On September 24, 2018, Robison announced that due to complications from surgery, he was permanently unable to sing, and that he was officially retiring from stage and studio. Robison resumed his music career in 2022. He returned to Billy Bob's as part of his first tour since 2018, playing at the same venue where he first played in 1999.

==Personal life and death==
Robison's brother, Bruce Robison, and his sister, Robyn Ludwick, are also singer-songwriters.

Robison married Emily Erwin of the Dixie Chicks at the Cibolo Creek Ranch in May 1999, with whom he had three children. The couple divorced in August 2008. He and his second wife had a son in February 2020.
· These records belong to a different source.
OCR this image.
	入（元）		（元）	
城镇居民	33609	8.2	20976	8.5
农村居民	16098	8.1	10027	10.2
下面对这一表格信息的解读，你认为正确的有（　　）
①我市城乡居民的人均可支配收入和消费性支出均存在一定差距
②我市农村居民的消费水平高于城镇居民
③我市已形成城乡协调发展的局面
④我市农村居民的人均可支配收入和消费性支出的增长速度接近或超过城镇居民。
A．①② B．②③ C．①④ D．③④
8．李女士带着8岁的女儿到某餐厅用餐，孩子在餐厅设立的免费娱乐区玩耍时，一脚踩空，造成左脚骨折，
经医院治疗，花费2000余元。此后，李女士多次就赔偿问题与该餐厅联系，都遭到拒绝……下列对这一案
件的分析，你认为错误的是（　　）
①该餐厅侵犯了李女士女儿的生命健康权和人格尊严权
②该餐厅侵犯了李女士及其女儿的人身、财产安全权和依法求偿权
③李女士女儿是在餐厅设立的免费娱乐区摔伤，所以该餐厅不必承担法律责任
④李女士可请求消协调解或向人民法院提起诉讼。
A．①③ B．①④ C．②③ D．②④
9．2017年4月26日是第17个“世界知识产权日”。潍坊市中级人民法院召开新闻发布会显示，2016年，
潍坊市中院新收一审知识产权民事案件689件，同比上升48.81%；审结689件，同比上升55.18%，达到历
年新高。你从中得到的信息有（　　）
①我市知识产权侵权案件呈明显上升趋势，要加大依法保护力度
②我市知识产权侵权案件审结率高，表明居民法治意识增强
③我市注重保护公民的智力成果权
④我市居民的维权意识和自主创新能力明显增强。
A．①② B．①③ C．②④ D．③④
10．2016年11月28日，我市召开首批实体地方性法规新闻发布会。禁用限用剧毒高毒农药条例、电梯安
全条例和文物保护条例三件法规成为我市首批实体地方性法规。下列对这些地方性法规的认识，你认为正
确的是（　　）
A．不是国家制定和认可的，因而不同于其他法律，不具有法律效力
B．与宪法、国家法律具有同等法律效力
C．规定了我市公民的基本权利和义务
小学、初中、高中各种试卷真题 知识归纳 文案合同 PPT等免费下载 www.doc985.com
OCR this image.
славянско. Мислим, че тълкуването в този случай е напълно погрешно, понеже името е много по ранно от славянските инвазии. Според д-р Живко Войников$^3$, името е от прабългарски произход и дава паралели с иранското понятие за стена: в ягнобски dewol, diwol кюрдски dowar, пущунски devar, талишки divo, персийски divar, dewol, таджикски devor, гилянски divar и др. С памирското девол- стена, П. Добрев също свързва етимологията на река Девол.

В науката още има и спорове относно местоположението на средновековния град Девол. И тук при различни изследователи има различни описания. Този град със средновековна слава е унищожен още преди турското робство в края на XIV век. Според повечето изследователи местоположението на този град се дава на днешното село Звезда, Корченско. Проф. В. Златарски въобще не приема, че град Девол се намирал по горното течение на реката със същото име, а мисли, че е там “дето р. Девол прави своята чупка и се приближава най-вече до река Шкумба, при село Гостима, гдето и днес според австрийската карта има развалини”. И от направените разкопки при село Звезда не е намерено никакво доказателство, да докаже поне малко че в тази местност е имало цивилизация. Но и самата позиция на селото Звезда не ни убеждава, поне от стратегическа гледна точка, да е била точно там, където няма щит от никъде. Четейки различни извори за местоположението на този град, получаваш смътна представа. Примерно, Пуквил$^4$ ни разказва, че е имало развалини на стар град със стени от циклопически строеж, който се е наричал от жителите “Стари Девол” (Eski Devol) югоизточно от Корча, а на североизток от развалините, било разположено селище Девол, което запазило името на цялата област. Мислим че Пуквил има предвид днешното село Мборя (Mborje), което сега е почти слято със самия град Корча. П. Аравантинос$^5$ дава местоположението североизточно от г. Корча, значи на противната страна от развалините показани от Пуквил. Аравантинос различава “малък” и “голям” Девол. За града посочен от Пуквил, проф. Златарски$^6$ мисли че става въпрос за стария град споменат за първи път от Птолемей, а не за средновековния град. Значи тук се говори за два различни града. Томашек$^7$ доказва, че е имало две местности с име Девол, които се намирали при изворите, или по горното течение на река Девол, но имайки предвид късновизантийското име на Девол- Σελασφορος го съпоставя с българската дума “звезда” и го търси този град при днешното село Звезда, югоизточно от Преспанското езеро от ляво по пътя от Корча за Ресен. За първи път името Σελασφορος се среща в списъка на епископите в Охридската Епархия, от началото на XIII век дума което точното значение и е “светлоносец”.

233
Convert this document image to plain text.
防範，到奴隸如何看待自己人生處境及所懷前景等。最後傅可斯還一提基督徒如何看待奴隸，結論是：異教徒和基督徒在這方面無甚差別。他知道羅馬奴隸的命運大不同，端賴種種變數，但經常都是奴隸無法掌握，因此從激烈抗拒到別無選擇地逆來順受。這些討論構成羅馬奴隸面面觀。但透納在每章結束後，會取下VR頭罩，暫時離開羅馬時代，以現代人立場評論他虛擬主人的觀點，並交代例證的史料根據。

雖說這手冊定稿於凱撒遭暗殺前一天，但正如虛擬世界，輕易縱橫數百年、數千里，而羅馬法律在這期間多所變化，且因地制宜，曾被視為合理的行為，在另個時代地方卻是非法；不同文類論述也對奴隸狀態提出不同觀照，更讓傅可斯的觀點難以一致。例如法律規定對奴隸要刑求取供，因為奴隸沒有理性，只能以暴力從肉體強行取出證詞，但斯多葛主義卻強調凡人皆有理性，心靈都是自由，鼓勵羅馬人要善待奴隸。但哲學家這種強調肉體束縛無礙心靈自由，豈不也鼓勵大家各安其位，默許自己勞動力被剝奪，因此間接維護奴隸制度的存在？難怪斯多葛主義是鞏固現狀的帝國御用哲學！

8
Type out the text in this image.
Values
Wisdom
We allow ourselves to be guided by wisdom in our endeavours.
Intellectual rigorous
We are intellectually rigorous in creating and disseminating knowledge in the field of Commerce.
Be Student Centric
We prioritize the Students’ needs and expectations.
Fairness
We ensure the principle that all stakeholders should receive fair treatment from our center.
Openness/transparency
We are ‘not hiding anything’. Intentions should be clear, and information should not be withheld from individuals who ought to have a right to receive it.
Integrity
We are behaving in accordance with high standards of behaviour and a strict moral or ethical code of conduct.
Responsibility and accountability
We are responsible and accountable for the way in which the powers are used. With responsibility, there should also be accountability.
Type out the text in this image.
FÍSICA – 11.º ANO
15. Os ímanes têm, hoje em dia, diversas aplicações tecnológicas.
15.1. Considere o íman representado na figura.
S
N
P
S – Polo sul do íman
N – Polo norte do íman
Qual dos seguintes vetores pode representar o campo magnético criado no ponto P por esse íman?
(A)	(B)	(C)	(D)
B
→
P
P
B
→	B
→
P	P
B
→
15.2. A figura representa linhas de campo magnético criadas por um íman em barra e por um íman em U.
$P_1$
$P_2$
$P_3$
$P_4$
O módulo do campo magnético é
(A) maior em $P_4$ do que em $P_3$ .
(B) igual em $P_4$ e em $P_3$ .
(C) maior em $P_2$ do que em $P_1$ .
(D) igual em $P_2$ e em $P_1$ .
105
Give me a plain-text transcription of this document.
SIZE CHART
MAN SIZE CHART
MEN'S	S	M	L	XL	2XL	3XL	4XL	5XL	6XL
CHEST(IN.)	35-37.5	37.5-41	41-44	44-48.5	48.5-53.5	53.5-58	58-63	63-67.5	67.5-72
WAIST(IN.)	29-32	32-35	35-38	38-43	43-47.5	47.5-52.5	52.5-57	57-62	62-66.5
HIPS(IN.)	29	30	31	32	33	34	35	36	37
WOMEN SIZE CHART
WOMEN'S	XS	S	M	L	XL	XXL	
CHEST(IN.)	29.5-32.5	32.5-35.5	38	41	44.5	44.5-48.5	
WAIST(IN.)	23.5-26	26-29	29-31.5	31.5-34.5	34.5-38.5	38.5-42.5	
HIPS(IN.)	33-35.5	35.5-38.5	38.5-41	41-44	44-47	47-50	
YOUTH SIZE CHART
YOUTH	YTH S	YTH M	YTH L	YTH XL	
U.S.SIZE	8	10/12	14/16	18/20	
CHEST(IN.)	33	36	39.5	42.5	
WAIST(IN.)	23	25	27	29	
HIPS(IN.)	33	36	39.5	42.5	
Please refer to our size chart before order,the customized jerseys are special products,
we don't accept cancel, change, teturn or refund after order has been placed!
Robison died after suffering from cardiac arrest and other complications at a San Antonio, Texas, hospital on September 10, 2023, at the age of 59.

==Discography==
===Albums===

| Title | Album details | Peak chart positions |  |
| US Country | US Heat |
| Bandera | Release date: August 6, 1996; Label: Viero Records; | — | — |
| Life of the Party | Release date: September 8, 1998; Label: Lucky Dog; | 71 | — |
| Unleashed Live (with Jack Ingram and Bruce Robison) | Release date: September 26, 2000; Label: Lucky Dog; | — | — |
| Step Right Up | Release date: April 10, 2001; Label: Columbia Records; | 27 | 23 |
| Live | Release date: May 6, 2003; Label: Columbia Records; | 51 | — |
| Good Times | Release date: September 21, 2004; Label: Dualtone Records; | 52 | — |
| Beautiful Day | Release date: June 23, 2009; Label: Dualtone Records; | 33 | 25 |
| Live at Billy Bob's Texas | Release date: June 4, 2013; Label: Smith Music Group; | 63 | 33 |
| High Life | Release date: October 1, 2013; Label: Jetwell Records; | 48 | 25 |
"—" denotes releases that did not chart

===Singles===

Year: Single; Peak positions; Album
US Country
1999: "Barlight"; 60; Life of the Party
2000: "My Hometown"; 65
"Poor Man's Son": 67
2001: "I Want You Bad"; 35; Step Right Up
"Right Man for the Job": —
2003: "Walter"; 58; Live
2004: "El Cerrito Place"; —; Good Times
2005: "Photograph"; —
2006: "Wild Man from Borneo"; —; Why the Hell Not: The Songs of Kinky Friedman
2009: "Reconsider"; —; Beautiful Day
"Down Again": —
2010: "Feelin' Good"; —
"—" denotes releases that did not chart

===Music videos===

| Year | Video | Director |
| 1998 | "Barlight" | Adrian Pasdar |
| 1999 | "My Hometown" |
| 2000 | "Poor Man's Son" | Adam Little |
| 2001 | "I Want You Bad" | Trey Fanjoy |
"Right Man for the Job"
| 2004 | "El Cerrito Place" | Adrian Pasdar |
| 2005 | "Photograph" |

==Tributes==
He appeared on Kindred Spirits: A tribute to Johnny Cash, singing "Don't Take Your Guns to Town".

In 2006, Charlie Robison performed "Wildman from Borneo" on the Kinky Friedman tribute "Why the hell not..." The songs of Kinky Friedman.